As someone who always needed things explained to me in a tangible way, I didn’t understand what it even meant to love myself. Love other people? I knew how to do that because I’d done it before and I knew it was love. But love myself? I didn’t know how to do it or maybe I did but I didn’t know it was self love. I never really felt the need to understand it before coming to college. At home, I could easily latch onto things I’d known for so long—my family, my best friends, getting into college, etc. But as soon as I got here, all of those slid from below my feet. I was struggling to find a new sense of identity. I turned to everything imaginable—new friends, new on campus organizations, career, instagram, wellness blogs. However, I turned to all of them at once without understanding the importance of moderation. As transient as stuff it is, the whole “perfect plan” I had crafted also slid from under my feet because I couldn’t handle everything at the same time.
I won’t say that I completely stopped paying attention to what instagram was telling me my perfect life should look like. Overtime, I just got tired of it.
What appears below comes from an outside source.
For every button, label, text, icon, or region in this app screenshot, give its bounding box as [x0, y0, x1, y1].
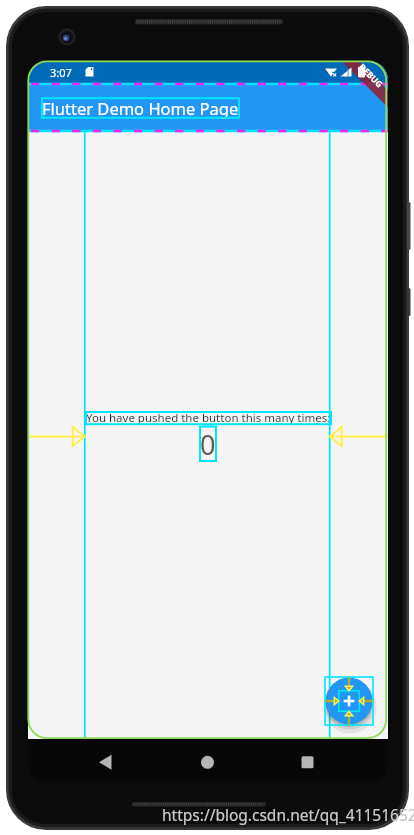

I got tired of running after some arbitrary destination that I never seemed to get closer to and out of rage, I gave up running. I was angry at “perfection.” I was angry at having to spend my days speeding to get to the next one. That rage made me look at myself in a different way. In a way that I’ve never seen before. I started thinking about what I liked to do and who I was, which I can't even put into words. My need for tangible actions was gone. I started taking myself out on dates. I went to coffee shops and looked around, observing the repetitive yet exciting process of taking orders. Everyone seemed to have a story—someone was running late for work, someone was working on a project and someone was reading a book. I started noticing things that brought me joy—things that external agents didn’t have to get me. I realized that I loved trying to write comedy. I wasn’t any good at it but I loved it. I loved walking in the rain. I loved being able to help people. I loved striking up a conversation with a stranger. I loved asking questions. I loved creating. I loved taking horrible pictures. A lot of these things are nothing special, but I realized that they were me. I loved not being perfect.
I now stare at the reflection in front of me. I say I love you. I love you perfectly.